En revanche, la prolongation et le renforcement des mesures paraissent acquis (voir notre encadré ci-dessous sur les annonces du Premier ministre lundi soir, Localtis reviendra en détail sur le décret publié le 24 mars). Pour preuve, le scénario transmis par le gouvernement au Haut Conseil des finances publiques dans le cadre du premier projet de loi de finances rectificative pour 2020 est fondé "sur des mesures de restriction de l'activité et des déplacements pour une durée indicative d'un mois au total".
Quant au renforcement des conditions de déplacement, le Conseil d'État rappelle que "les représentants de l’État dans les départements comme les maires […] ont l’obligation d’adopter, lorsque de telles mesures seraient nécessaires, des interdictions plus sévères lorsque les circonstances locales le justifient". Plusieurs autorités locales n'ont d'ailleurs pas attendu ce rappel pour passer à l'action. Partout en France, préfets et maires interdisent accès aux parcs, jardins publics, forêts, etc. Plus encore, les couvre-feux se multiplient, qu'ils soient pris par les préfets en accord avec les maires, comme à Mulhouse (ville à tel point touchée qu'elle a dû démentir la rumeur d'une patinoire transformée en morgue), Charleville-Mézières, Montpellier ou encore Perpignan, ou par les maires seuls, comme à Béziers ou Cholet. Reste que, là encore, les tactiques divergent.
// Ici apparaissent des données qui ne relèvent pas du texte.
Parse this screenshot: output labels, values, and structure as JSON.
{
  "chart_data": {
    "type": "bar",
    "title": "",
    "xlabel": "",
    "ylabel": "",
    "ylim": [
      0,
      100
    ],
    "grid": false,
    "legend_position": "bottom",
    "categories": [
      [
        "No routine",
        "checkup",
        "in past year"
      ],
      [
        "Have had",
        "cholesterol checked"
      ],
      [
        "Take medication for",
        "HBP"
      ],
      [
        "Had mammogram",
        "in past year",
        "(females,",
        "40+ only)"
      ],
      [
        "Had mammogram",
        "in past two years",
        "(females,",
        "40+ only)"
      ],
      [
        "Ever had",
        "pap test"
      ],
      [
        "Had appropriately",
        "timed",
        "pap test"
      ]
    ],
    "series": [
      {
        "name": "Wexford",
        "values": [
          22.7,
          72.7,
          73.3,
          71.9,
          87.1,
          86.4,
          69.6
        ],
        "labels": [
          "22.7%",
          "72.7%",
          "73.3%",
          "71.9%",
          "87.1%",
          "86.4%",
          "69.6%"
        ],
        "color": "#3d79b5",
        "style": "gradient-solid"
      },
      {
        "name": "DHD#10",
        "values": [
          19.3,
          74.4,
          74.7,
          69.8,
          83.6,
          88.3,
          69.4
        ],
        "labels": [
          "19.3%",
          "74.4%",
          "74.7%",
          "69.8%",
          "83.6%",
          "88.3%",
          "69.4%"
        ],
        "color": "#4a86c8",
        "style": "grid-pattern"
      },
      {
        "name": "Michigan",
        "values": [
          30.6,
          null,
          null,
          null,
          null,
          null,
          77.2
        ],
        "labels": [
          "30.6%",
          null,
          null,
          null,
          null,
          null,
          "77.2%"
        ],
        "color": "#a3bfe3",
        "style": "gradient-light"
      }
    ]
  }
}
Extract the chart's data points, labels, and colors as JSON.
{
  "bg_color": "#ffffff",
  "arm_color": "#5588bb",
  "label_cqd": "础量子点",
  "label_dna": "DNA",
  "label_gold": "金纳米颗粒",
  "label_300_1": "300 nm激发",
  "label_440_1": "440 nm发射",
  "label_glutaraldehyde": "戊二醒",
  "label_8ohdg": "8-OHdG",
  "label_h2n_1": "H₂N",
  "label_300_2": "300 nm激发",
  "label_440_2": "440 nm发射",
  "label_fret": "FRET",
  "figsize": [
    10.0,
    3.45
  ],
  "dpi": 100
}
En réaction à la décision choletaise, le préfet du Maine-et-Loire a ainsi fait part de sa désapprobation, "ne préconis[ant] pas une généralisation" de cette mesure et demandant aux maires qui l'envisageraient de lui fait connaître leurs intentions "avant toute décision". Une adaptation au contexte local qui semble logique à l'heure de la "décentralisation, différenciation et déconcentration", mais qui n'est pas sans alimenter une certaine confusion.
Des équipements disparates et limités
Cette prolongation et ce renforcement des mesures ne vont pas sans poser la question des équipements dont disposent – ou pas – les forces de l'ordre, en contacts réguliers avec la population. "Il n'est pas facile de contrôler une carte d'identité à deux mètres de distance", souligne Fabien Golfier. Là encore, sans surprise, la situation est très disparate. Globalement, la situation des policiers municipaux est plutôt moins mauvaise que celle de leurs collègues de l'État. "Plusieurs collectivités avaient fait des stocks", rapporte le policier, qui souligne toutefois "qu'ils ne sont pas inépuisables". Ce n'est toutefois pas le cas de toutes, loin s'en faut. Or cette absence de protection n'est évidemment pas sans conséquence. Pour les policiers eux-mêmes en premier lieu – beaucoup craignent pour leur santé et celle de leur famille, et certains menacent de se retirer, même s'ils n'en ont pas le droit – et sur leur disponibilité. "À Toulouse, la contamination suspectée d'un agent a entraîné le confinement de 70 collègues", indique Fabien Golfier. Mais aussi sur la population : "Le risque est qu'à force de contacts, nous devenions un vecteur de contamination."